Cette politique tarifaire traduit une réalité simple : dans le cycle d’investissement le plus massif de l’histoire de la tech, Nvidia se sait incontournable. L’accord annoncé mercredi avec Amazon Web Services en est l’illustration parfaite. Le géant du cloud s’est engagé à intégrer deux millions de GPU supplémentaires et de nouvelles infrastructures dédiées à l’IA agentique et physique. Une commande d’une telle ampleur laisse peu de marge de négociation au client, mais elle confirme surtout que la demande ne faiblit pas, même quand les conditions commerciales se durcissent.
Un écosystème qui se construit à grande vitesse
Pendant que les marchés digèrent ces annonces, Nvidia prépare la suite. La nouvelle génération de puces Vera Rubin doit entrer en production à l’automne, avec des premiers clients déjà engagés : SpaceXAI utilisera les CPU Vera pour ses applications d’IA agentique, tandis que le produit Groq 3 LPX est passé en production de série complète. Côté robotique, le Jetson Orin Nano 2, un ordinateur d’entrée de gamme pour l’IA en périphérie, élargit encore le spectre.
Cette avalanche de lancements dessine une stratégie claire : Nvidia ne se contente plus de vendre des composants, il bâtit l’ossature d’un secteur tout entier. Le programme de financement de 500 milliards de dollars, monté avec Apollo, BlackRock, Blackstone, Brookfield, Goldman Sachs et KKR, pour soutenir le déploiement d’infrastructures d’IA, et l’engagement de sécuriser la première phase du projet de centre de données d’OpenAI dans l’Ohio à hauteur de 105 milliards de dollars, participent de la même logique.
Les analystes entre enthousiasme et prudence
Les maisons de courtage ont réagi avec une vigueur inégale. Bernstein a relevé son objectif de cours de 315 à 400 dollars, évoquant le « plus grand cycle de produits » de l’histoire du groupe, adossé à des engagements de livraison de 279 milliards de dollars. Morgan Stanley, plus mesuré, est passé de 288 à 300 dollars en maintenant sa recommandation Overweight, tout en reconnaissant que sa propre estimation de croissance, à 52 %, reste nettement inférieure aux prévisions de la direction.
Cette prudence relative s’explique aussi par un autre signal, plus discret : Nvidia aurait suspendu une partie de son programme de financement destiné aux entreprises de cloud spécialisées dans l’IA, en raison de préoccupations antitrust. Une décision opérationnellement prudente, mais qui révèle un groupe désormais contraint de naviguer entre expansion agressive et conformité réglementaire.
Un titre qui reste sous haute tension
À 187,40 euros, l’action accuse un recul de 7,3 % par rapport à son plus haut sur 52 semaines de 202,50 euros, atteint en mai. Sur trente jours, elle affiche pourtant une progression de 13 %, et de 17 % depuis le début de l’année. La volatilité annualisée de 45 % résume à elle seule l’état de nerfs permanent dans lequel évolue le dossier.

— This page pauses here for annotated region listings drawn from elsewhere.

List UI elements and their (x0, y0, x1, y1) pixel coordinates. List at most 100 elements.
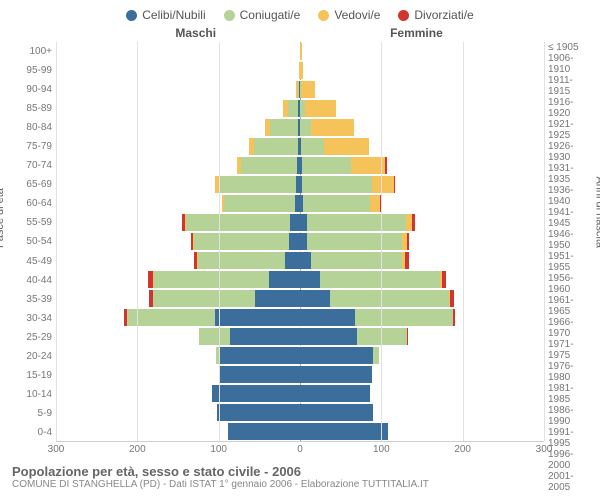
female-bar (300, 119, 544, 136)
bar-segment (303, 195, 370, 212)
x-tick-label: 200 (454, 444, 471, 455)
age-label: 25-29 (12, 328, 56, 347)
pyramid-row (56, 61, 544, 80)
pyramid-row (56, 213, 544, 232)
bar-segment (300, 385, 370, 402)
legend-item: Coniugati/e (224, 8, 301, 22)
legend-swatch-icon (224, 10, 235, 21)
male-bar (56, 176, 300, 193)
pyramid-row (56, 42, 544, 61)
bar-segment (302, 176, 371, 193)
legend-swatch-icon (126, 10, 137, 21)
female-bar (300, 271, 544, 288)
pyramid-row (56, 194, 544, 213)
legend-swatch-icon (398, 10, 409, 21)
bar-segment (270, 119, 298, 136)
age-label: 85-89 (12, 99, 56, 118)
bar-segment (300, 290, 330, 307)
x-tick-label: 100 (373, 444, 390, 455)
age-label: 95-99 (12, 61, 56, 80)
birth-label: 1941-1945 (544, 207, 588, 229)
female-bar (300, 252, 544, 269)
female-bar (300, 195, 544, 212)
bar-segment (224, 195, 296, 212)
pyramid-row (56, 99, 544, 118)
bar-segment (212, 385, 300, 402)
male-bar (56, 347, 300, 364)
age-label: 60-64 (12, 194, 56, 213)
bar-segment (300, 43, 302, 60)
birth-label: 1931-1935 (544, 163, 588, 185)
female-bar (300, 328, 544, 345)
birth-label: 1916-1920 (544, 97, 588, 119)
birth-label: 1951-1955 (544, 251, 588, 273)
male-bar (56, 62, 300, 79)
age-label: 65-69 (12, 175, 56, 194)
bar-segment (301, 81, 315, 98)
female-bar (300, 309, 544, 326)
y-axis-right-label: Anni di nascita (594, 176, 600, 248)
pyramid-row (56, 270, 544, 289)
age-label: 15-19 (12, 366, 56, 385)
female-bar (300, 157, 544, 174)
bar-segment (288, 100, 299, 117)
birth-label: 1981-1985 (544, 383, 588, 405)
bar-segment (412, 214, 414, 231)
birth-label: 2001-2005 (544, 471, 588, 493)
age-label: 0-4 (12, 423, 56, 442)
birth-label: 1906-1910 (544, 53, 588, 75)
bar-segment (154, 271, 269, 288)
bar-segment (199, 328, 230, 345)
male-bar (56, 195, 300, 212)
male-bar (56, 404, 300, 421)
male-bar (56, 43, 300, 60)
pyramid-row (56, 118, 544, 137)
bar-segment (311, 119, 353, 136)
bar-segment (300, 119, 311, 136)
bar-segment (453, 309, 455, 326)
bar-segment (405, 252, 409, 269)
bar-segment (300, 271, 320, 288)
birth-label: 1926-1930 (544, 141, 588, 163)
female-bar (300, 214, 544, 231)
gridline (219, 42, 220, 441)
male-bar (56, 157, 300, 174)
female-bar (300, 43, 544, 60)
female-bar (300, 366, 544, 383)
pyramid-row (56, 384, 544, 403)
pyramid-chart: Celibi/NubiliConiugati/eVedovi/eDivorzia… (0, 0, 600, 500)
gridline (381, 42, 382, 441)
bar-segment (373, 347, 379, 364)
bar-segment (300, 252, 311, 269)
age-label: 100+ (12, 42, 56, 61)
bar-segment (289, 233, 300, 250)
female-bar (300, 81, 544, 98)
bar-segment (300, 366, 372, 383)
age-label: 75-79 (12, 137, 56, 156)
bar-segment (300, 309, 355, 326)
bar-segment (300, 404, 373, 421)
bar-segment (370, 195, 380, 212)
age-label: 45-49 (12, 252, 56, 271)
y-axis-left-label: Fasce di età (0, 188, 6, 248)
legend-item: Celibi/Nubili (126, 8, 205, 22)
bar-segment (307, 233, 403, 250)
bar-segment (324, 138, 369, 155)
pyramid-row (56, 137, 544, 156)
male-bar (56, 290, 300, 307)
legend-label: Coniugati/e (240, 8, 301, 22)
female-bar (300, 347, 544, 364)
bar-segment (407, 328, 408, 345)
age-label: 70-74 (12, 156, 56, 175)
bar-segment (269, 271, 300, 288)
female-bar (300, 138, 544, 155)
age-label: 30-34 (12, 309, 56, 328)
bar-segment (300, 423, 388, 440)
birth-label: 1946-1950 (544, 229, 588, 251)
female-bar (300, 290, 544, 307)
legend-swatch-icon (318, 10, 329, 21)
bar-segment (198, 252, 286, 269)
birth-label: 1911-1915 (544, 75, 588, 97)
gridline (56, 42, 57, 441)
male-bar (56, 271, 300, 288)
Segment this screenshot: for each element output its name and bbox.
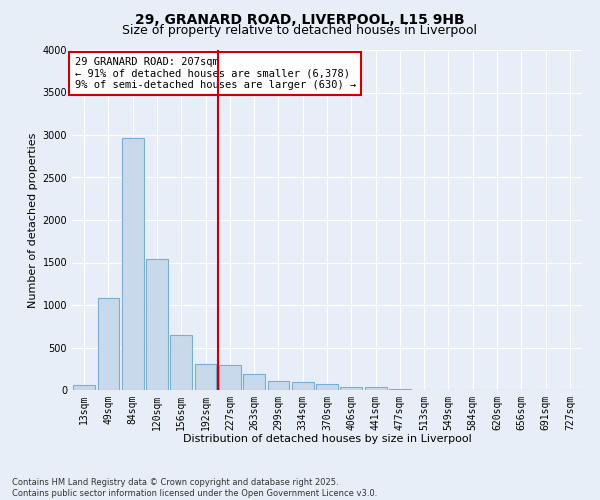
Bar — [73, 386, 95, 390]
Text: 29 GRANARD ROAD: 207sqm
← 91% of detached houses are smaller (6,378)
9% of semi-: 29 GRANARD ROAD: 207sqm ← 91% of detache… — [74, 57, 356, 90]
Bar — [316, 384, 338, 390]
Bar — [170, 335, 192, 390]
Bar — [194, 364, 217, 390]
Bar — [146, 259, 168, 390]
Text: Contains HM Land Registry data © Crown copyright and database right 2025.
Contai: Contains HM Land Registry data © Crown c… — [12, 478, 377, 498]
Bar — [268, 380, 289, 390]
Bar — [122, 138, 143, 390]
Bar — [97, 298, 119, 390]
Text: Size of property relative to detached houses in Liverpool: Size of property relative to detached ho… — [122, 24, 478, 37]
Bar — [243, 374, 265, 390]
X-axis label: Distribution of detached houses by size in Liverpool: Distribution of detached houses by size … — [182, 434, 472, 444]
Bar — [340, 388, 362, 390]
Bar — [389, 388, 411, 390]
Bar — [292, 382, 314, 390]
Bar — [365, 388, 386, 390]
Text: 29, GRANARD ROAD, LIVERPOOL, L15 9HB: 29, GRANARD ROAD, LIVERPOOL, L15 9HB — [135, 12, 465, 26]
Bar — [219, 364, 241, 390]
Y-axis label: Number of detached properties: Number of detached properties — [28, 132, 38, 308]
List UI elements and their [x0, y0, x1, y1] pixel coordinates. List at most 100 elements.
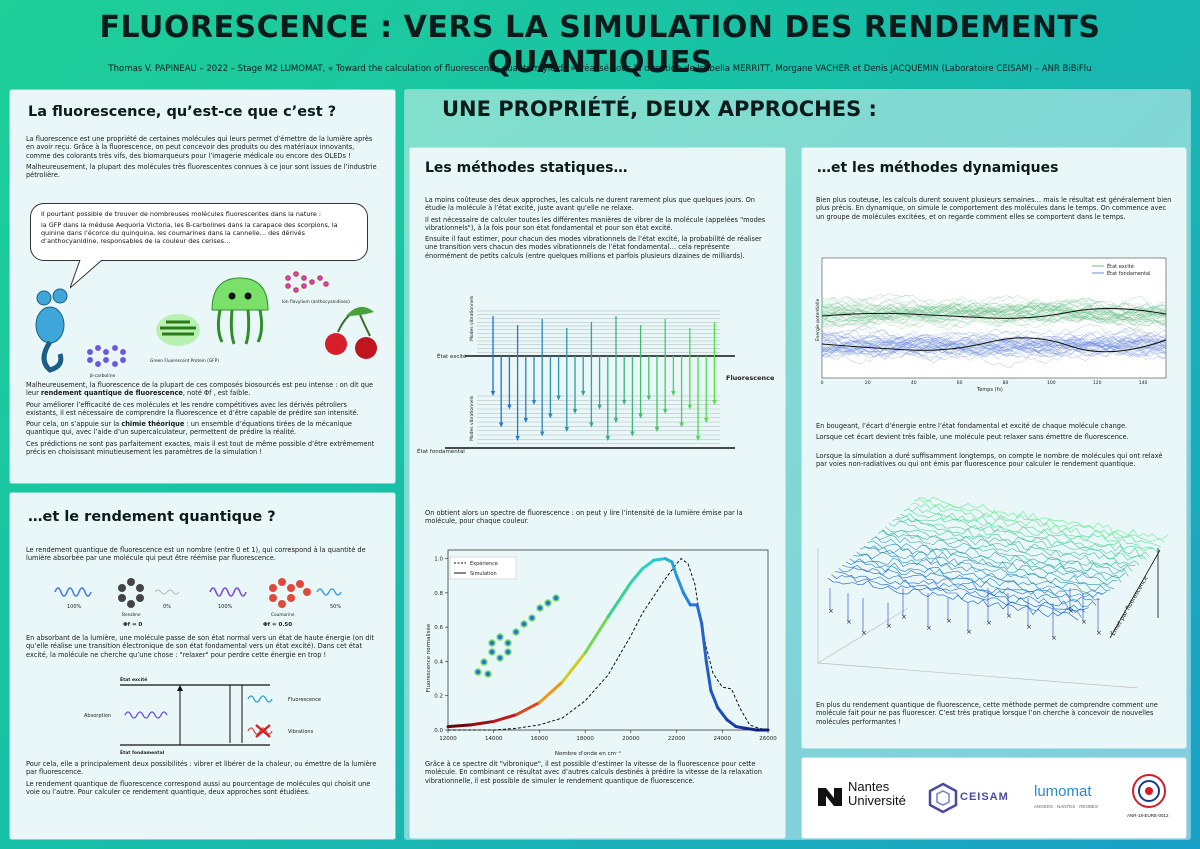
jablonski-diagram: État excité État fondamental Absorption …	[84, 675, 321, 756]
scorpion-icon	[35, 288, 68, 373]
legend-simulation: Simulation	[470, 571, 497, 577]
transition-arrowhead	[630, 431, 635, 437]
label-flavylium: Ion flavylium (anthocyanidines)	[282, 299, 350, 305]
ceisam-logo-text: CEISAM	[960, 791, 1009, 803]
transition-arrowhead	[704, 418, 709, 423]
spectrum-frame	[447, 549, 769, 731]
lumomat-subtitle: ANGERS · NANTES · RENNES	[1034, 804, 1099, 809]
series-simulation-segment	[560, 651, 587, 684]
diag-vibrations: Vibrations	[288, 729, 314, 735]
diag-modes-vib-bottom: Modes vibrationnels	[469, 395, 475, 441]
surface-line	[892, 518, 1143, 561]
diag-etat-fondamental-static: État fondamental	[417, 447, 465, 455]
emet-fluorescence-label: Émet par fluorescence	[1109, 574, 1150, 637]
surface-line	[889, 520, 1140, 566]
transition-arrowhead	[613, 418, 619, 423]
diag-etat-excite: État excité	[120, 675, 147, 683]
legend: Expérience Simulation	[449, 556, 517, 580]
wave-in-2	[209, 587, 247, 597]
transition-arrowhead	[523, 418, 528, 423]
ground-average-line	[821, 337, 1167, 353]
y-tick-label: 1.0	[434, 557, 443, 563]
dynamique-paragraph-5: En plus du rendement quantique de fluore…	[816, 701, 1158, 726]
diag-modes-vib-top: Modes vibrationnels	[469, 296, 475, 341]
x-tick-label: 60	[957, 380, 963, 386]
trajectories-chart: État excité État fondamental 0 20 40 60 80 10…	[813, 257, 1167, 393]
surface-line	[856, 552, 1107, 595]
x-tick-label: 0	[821, 380, 824, 386]
relaxation-marker: ×	[1006, 612, 1012, 620]
surface-line	[881, 529, 1133, 573]
y-tick-label: 0.6	[434, 625, 443, 631]
statique-paragraph-1: La moins coûteuse des deux approches, le…	[425, 196, 755, 213]
trajectory-line	[821, 329, 1167, 365]
x-tick-label: 140	[1139, 380, 1148, 386]
pct-100-b: 100%	[218, 604, 233, 610]
panel-statique: Les méthodes statiques… La moins coûteus…	[410, 148, 785, 838]
transition-arrowhead	[564, 427, 569, 432]
fluo-paragraph-2: Malheureusement, la plupart des molécule…	[26, 162, 377, 180]
relaxation-marker: ×	[1081, 618, 1087, 626]
series-simulation-segment	[695, 603, 704, 626]
surface-line	[860, 546, 1111, 591]
pct-50: 50%	[330, 604, 341, 610]
trajectory-line	[821, 336, 1167, 360]
surface-line	[874, 535, 1126, 578]
surface-line	[910, 502, 1161, 548]
series-simulation-segment	[725, 718, 738, 729]
panel-rendement-title: …et le rendement quantique ?	[28, 509, 276, 525]
rendement-paragraph-1: Le rendement quantique de fluorescence e…	[26, 546, 366, 563]
transition-arrowhead	[531, 400, 537, 405]
transition-arrowhead	[572, 409, 578, 414]
series-simulation-segment	[629, 567, 644, 585]
surface-line	[917, 496, 1169, 540]
panel-logos: Nantes Université CEISAM lumomat ANGERS …	[802, 758, 1186, 838]
trajectory-line	[821, 301, 1167, 323]
y-tick-label: 0.4	[434, 659, 443, 665]
series-simulation-segment	[743, 726, 759, 732]
label-beta-carboline: β-carboline	[90, 373, 116, 379]
series-simulation-segment	[640, 558, 656, 571]
relaxation-marker: ×	[861, 629, 867, 637]
legend-experience: Expérience	[470, 560, 498, 567]
diag-absorption: Absorption	[84, 713, 111, 719]
statique-paragraph-5: Grâce à ce spectre dit "vibronique", il …	[425, 760, 762, 785]
series-simulation-segment	[734, 725, 747, 730]
series-simulation-segment	[704, 659, 713, 693]
beta-carboline-molecule-icon	[87, 345, 126, 367]
y-tick-label: 0.0	[434, 728, 443, 734]
surface-3d-plot: × × × × × × × × × × × × × × × Émet par fluorescence	[817, 496, 1169, 688]
series-simulation-segment	[716, 706, 729, 722]
poster-subtitle: Thomas V. PAPINEAU – 2022 – Stage M2 LUM…	[108, 64, 1092, 74]
relaxation-marker: ×	[1068, 607, 1074, 615]
cross-icon	[255, 724, 271, 738]
flavylium-molecule-icon	[285, 271, 329, 293]
transition-arrowhead	[507, 404, 512, 410]
pct-100-a: 100%	[67, 604, 82, 610]
x-tick-label: 100	[1047, 380, 1056, 386]
x-tick-label: 24000	[714, 736, 732, 742]
transition-arrowhead	[490, 391, 496, 396]
surface-line	[903, 508, 1154, 552]
dynamique-paragraph-4: Lorsque la simulation a duré suffisammen…	[816, 452, 1163, 469]
transition-arrowhead	[589, 422, 594, 428]
lumomat-logo-text: lumomat	[1034, 783, 1092, 800]
trajectory-line	[821, 299, 1167, 326]
surface-line	[896, 515, 1147, 560]
panel-dynamique-title: …et les méthodes dynamiques	[817, 160, 1059, 176]
spectrum-xlabel: Nombre d'onde en cm⁻¹	[555, 750, 621, 757]
trajectory-line	[821, 338, 1167, 361]
traj-legend: État excité État fondamental	[1092, 262, 1151, 277]
surface-line	[827, 577, 1079, 621]
transition-arrowhead	[654, 427, 660, 432]
series-simulation-segment	[700, 622, 708, 663]
traj-xlabel: Temps (fs)	[976, 387, 1003, 393]
trajectory-line	[821, 336, 1167, 359]
x-tick-label: 26000	[759, 736, 777, 742]
relaxation-marker: ×	[886, 622, 892, 630]
molecule-glow-icon	[474, 594, 560, 678]
surface-line	[871, 536, 1122, 583]
wave-out-1	[154, 589, 180, 595]
statique-paragraph-2: Il est nécessaire de calculer toutes les…	[425, 215, 766, 232]
trajectory-line	[821, 303, 1167, 328]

Le marché a intégré une exigence implicite : chaque trimestre doit être irréprochable, chaque guidance doit surpasser les attentes. La moindre inflexion, fût-elle technique, se paie cash. La marge devient le filtre à travers lequel chaque bonne nouvelle devra désormais passer. Et si la demande pour l’infrastructure d’IA ne montre aucun signe de fléchissement, la question qui taraude les investisseurs n’est plus de savoir si Nvidia va continuer de croître, mais combien de temps ses clients accepteront de payer le prix fort sans chercher ailleurs — ou sans accélérer leurs propres développements de puces.